Modern neuroscience agrees. There is no "I" spot in the brain. No single neuron that fires only when you feel like you. Instead, "I" is a useful fiction—a story your left hemisphere tells itself to unify a cacophony of biological signals into a single protagonist. For philosophers, "I" is not a word

Use I when you are the subject (the doer).
Use me when you are the object (the receiver).

Quick test: Remove the other person from the sentence and see what sounds right.

We cannot talk about "i" without discussing its most famous feature: the tittle. That is the technical name for the dot above the "i" (and the "j").

The dot was originally an accent mark, added in Latin to distinguish the "i" from surrounding letters in a crowded manuscript. Over time, the dot became standard. In the digital era, however, the dot took on a new role.

When Steve Jobs returned to Apple in 1997, he debuted the iMac. The "i" stood for "internet," but it also came to represent "individual," "inspire," and "inform." Suddenly, the lowercase "i" became the coolest letter in the tech world. It became a prefix for a generation: iPod, iPhone, iPad. The only exception: confessing fault

Here, "i" stopped being just a letter and became a brand. It became a symbol of connectivity. The lowercase "i" suggested something approachable, human, and sleek—a stark contrast to the rigid capital "I" of grammar.
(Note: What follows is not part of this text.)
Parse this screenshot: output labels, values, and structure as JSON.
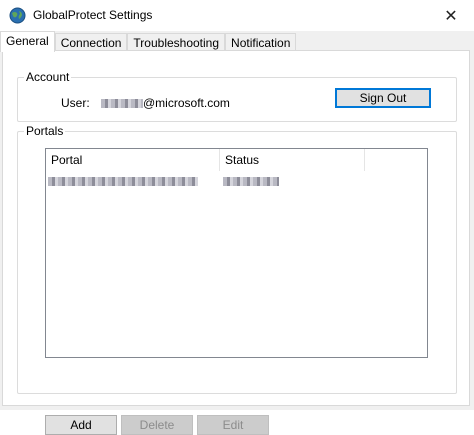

For a significant portion of history, "i" and "j" were the same letter. In the Latin alphabet, the character served a double duty. If it appeared as a vowel, it’s "i" (as in machine). If it appeared as a consonant, it’s "i" (as in yes).
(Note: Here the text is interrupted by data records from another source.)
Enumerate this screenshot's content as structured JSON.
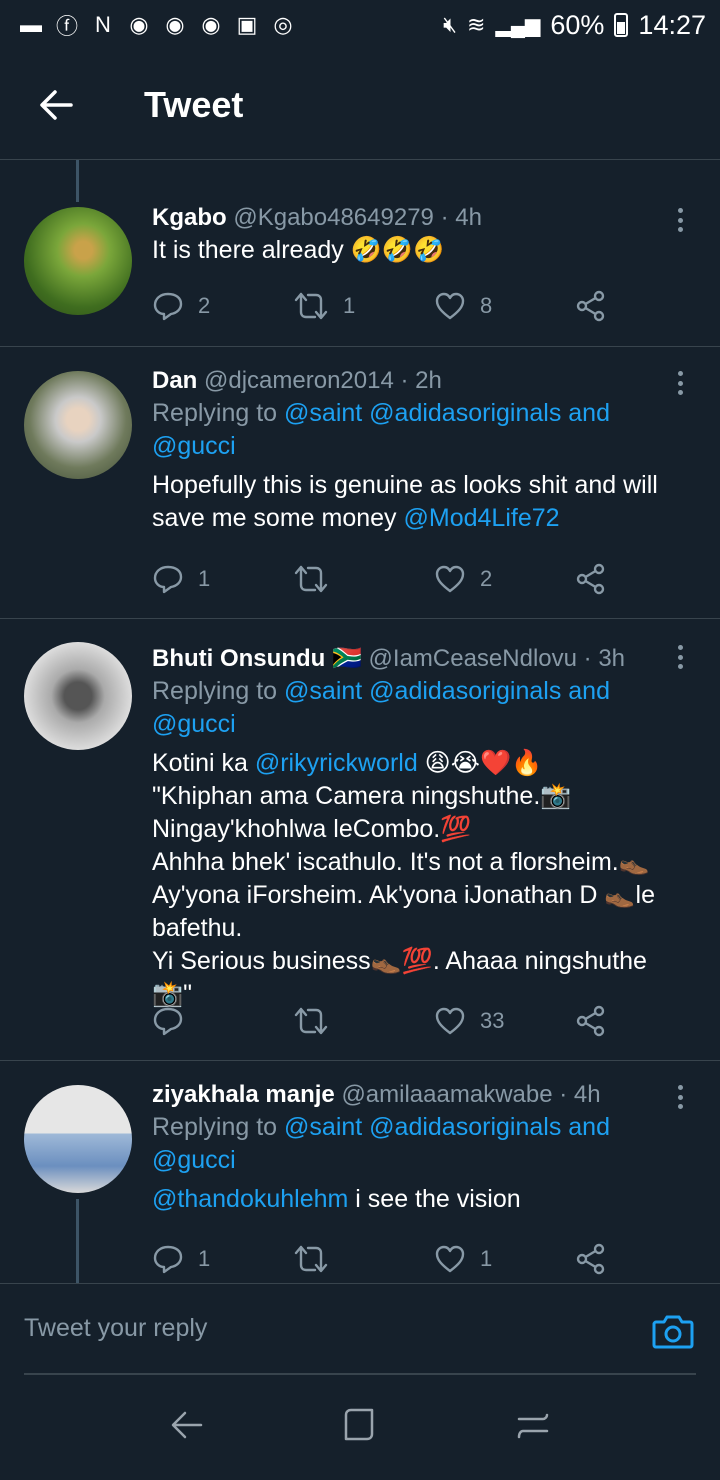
{
  "status_bar": {
    "notification_icons": [
      "message-icon",
      "facebook-icon",
      "news-icon",
      "chrome-icon",
      "chrome-icon",
      "chrome-icon",
      "gallery-icon",
      "vpn-icon"
    ],
    "battery": "60%",
    "time": "14:27"
  },
  "header": {
    "title": "Tweet"
  },
  "tweets": [
    {
      "name": "Kgabo",
      "handle": "@Kgabo48649279",
      "time": "· 4h",
      "text": "It is there already 🤣🤣🤣",
      "replies": "2",
      "retweets": "1",
      "likes": "8"
    },
    {
      "name": "Dan",
      "handle": "@djcameron2014",
      "time": "· 2h",
      "replying_prefix": "Replying to ",
      "replying_to": "@saint @adidasoriginals and @gucci",
      "text": "Hopefully this is genuine as looks shit and will save me some money ",
      "mention": "@Mod4Life72",
      "replies": "1",
      "retweets": "",
      "likes": "2"
    },
    {
      "name": "Bhuti Onsundu 🇿🇦",
      "handle": "@IamCeaseNdlovu",
      "time": "· 3h",
      "replying_prefix": "Replying to ",
      "replying_to": "@saint @adidasoriginals and @gucci",
      "text_prefix": "Kotini ka ",
      "mention": "@rikyrickworld",
      "text_suffix": " 😩😭❤️🔥",
      "lines": [
        "\"Khiphan ama Camera ningshuthe.📸",
        "Ningay'khohlwa leCombo.💯",
        "Ahhha bhek' iscathulo. It's not a florsheim.👞",
        "Ay'yona iForsheim. Ak'yona iJonathan D 👞le bafethu.",
        "Yi Serious business👞💯. Ahaaa ningshuthe📸\""
      ],
      "replies": "",
      "retweets": "",
      "likes": "33"
    },
    {
      "name": "ziyakhala manje",
      "handle": "@amilaaamakwabe",
      "time": "· 4h",
      "replying_prefix": "Replying to ",
      "replying_to": "@saint @adidasoriginals and @gucci",
      "mention": "@thandokuhlehm",
      "text": " i see the vision",
      "replies": "1",
      "retweets": "",
      "likes": "1"
    }
  ],
  "composer": {
    "placeholder": "Tweet your reply"
  },
  "colors": {
    "background": "#15202b",
    "accent": "#1da1f2",
    "muted": "#8899a6",
    "divider": "#38444d"
  }
}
It wasn't until the 16th century that the divorce was finalized. Italian grammarian Gian Giorgio Trissino is often credited with distinguishing the two, arguing that the soft vowel sound and the hard consonant sound required different symbols. "I" kept the purity of the vowel; "J" took the consonantal duties.

This separation allowed "i" to fully embrace its destiny as the ultimate vowel.

The most obvious association with "i" is the first-person pronoun. It is the voice of the individual. The only exception: confessing fault.

In blogging and copywriting, there is a constant debate: Should I use "I" or "we"?

Using "I" is an act of vulnerability. It signals to the reader, “I am not a faceless corporation; I am a human sharing an experience.” When a writer swaps the passive voice for the active "I," the tone shifts instantly. It moves from a lecture to a conversation. It builds trust because it implies personal accountability.

However, the power of "I" must be balanced. A blog post that begins every sentence with "I" becomes narcissistic. The trick is to use "I" to build a bridge, not a pedestal. You use your experience ("I") to reach the reader’s reality ("You").

In English, when listing yourself with others, put "I" last out of politeness.

The only exception: confessing fault.